The Canada Pavilion offers visitors a feeling of life in a vibrant, diverse, and green Canadian city. Each individual experience is unique. Every journey through the Living City is personalised by visitors’ imagination and creativity, much the way urban lives are shaped by each individual’s decisions and contributions to the city.
The animation and interactive elements of the public presentation are complemented by music and a rich soundscape throughout.
Founding Memories pays tribute to the special relationship the Chinese people have to writing, while at the same time expressing the principles that guide Canadian urban development. The walls of words are fundamental and solid, like the steel on which they are carved. They also reflect an evolving dialogue in urban lives.
Neighbourhoods are the Urban Heart of the city where community identity is formed. Cities are living, changing hubs, celebrated through movement, colour and vitality. This panorama of images from Canadian neighbourhoods reflects our multicultural heritage and the diversity that gives Canada its pulse and its hum. It is a towering multi-faceted portrait of the cities that inspire the country’s energy.
Aqua Magika pays tribute to Canada’s imaginative youth, with the use of water as the life-force of a sustainable city. The interplay of water and light reminds us that our cities depend on nature and make room for the green spaces that nurture us. As visitors dip their hands in the basin, animated images appear as if children dreamed the city; their laughter punctuates the dream-like music, in harmony with the pitch and beat of the Urban Heart.
The depth of Canadian creativity and the energy of cities are demonstrated through Velocity – a bike ride through the best Canadian urban practices. Visitors pedaling the whimsically-designed, interactive bicycles control their journeys through the animated cityscape.

As they speed up and slow down, so do colours and sounds of the images in front of them. For the inclusion of all visitors, hand-powered bicycles are also available. And over it all, a stylised, sculptural tree unites the interactive elements of the public presentation; a common link between city and nature.
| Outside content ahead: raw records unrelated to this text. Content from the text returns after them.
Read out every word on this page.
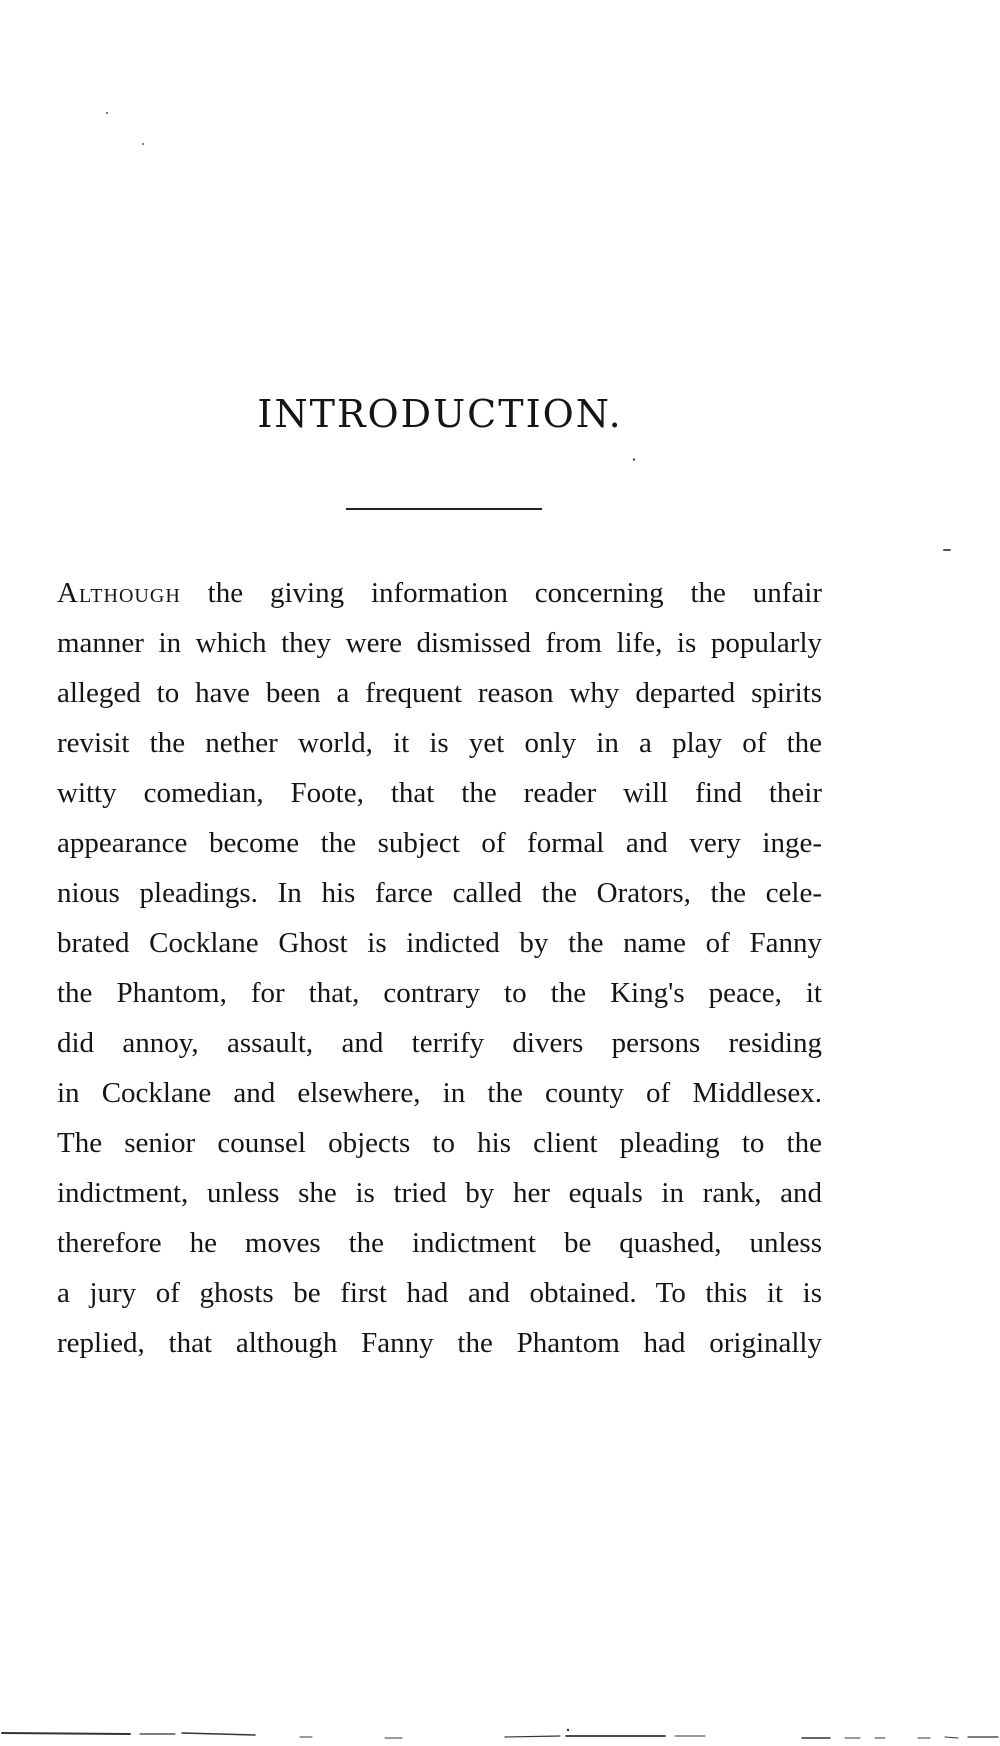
INTRODUCTION.
Although the giving information concerning the unfair
manner in which they were dismissed from life, is popularly
alleged to have been a frequent reason why departed spirits
revisit the nether world, it is yet only in a play of the
witty comedian, Foote, that the reader will find their
appearance become the subject of formal and very inge-
nious pleadings. In his farce called the Orators, the cele-
brated Cocklane Ghost is indicted by the name of Fanny
the Phantom, for that, contrary to the King's peace, it
did annoy, assault, and terrify divers persons residing
in Cocklane and elsewhere, in the county of Middlesex.
The senior counsel objects to his client pleading to the
indictment, unless she is tried by her equals in rank, and
therefore he moves the indictment be quashed, unless
a jury of ghosts be first had and obtained. To this it is
replied, that although Fanny the Phantom had originally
As a thoughtful finale to the journey through the Living City, visitors are immersed in a unique cinematic experience created by Canadian film-maker, Jean-François Pouliot and the National Film Board of Canada on a 150-degree screen. Glimpses: A Human View of the Living City pays visual homage to an ordinary day in the life in a Canadian city. A panorama of images takes visitors on an incredible journey across four seasons. These Canadian moments were captured by Serge Clément and Claude-Simon Langlois, who travelled the country with a small crew in order to capture close to 57,000 unstaged images of people and places, shot over several hours and sometimes even days. The film evokes a personal story, unique to each viewer.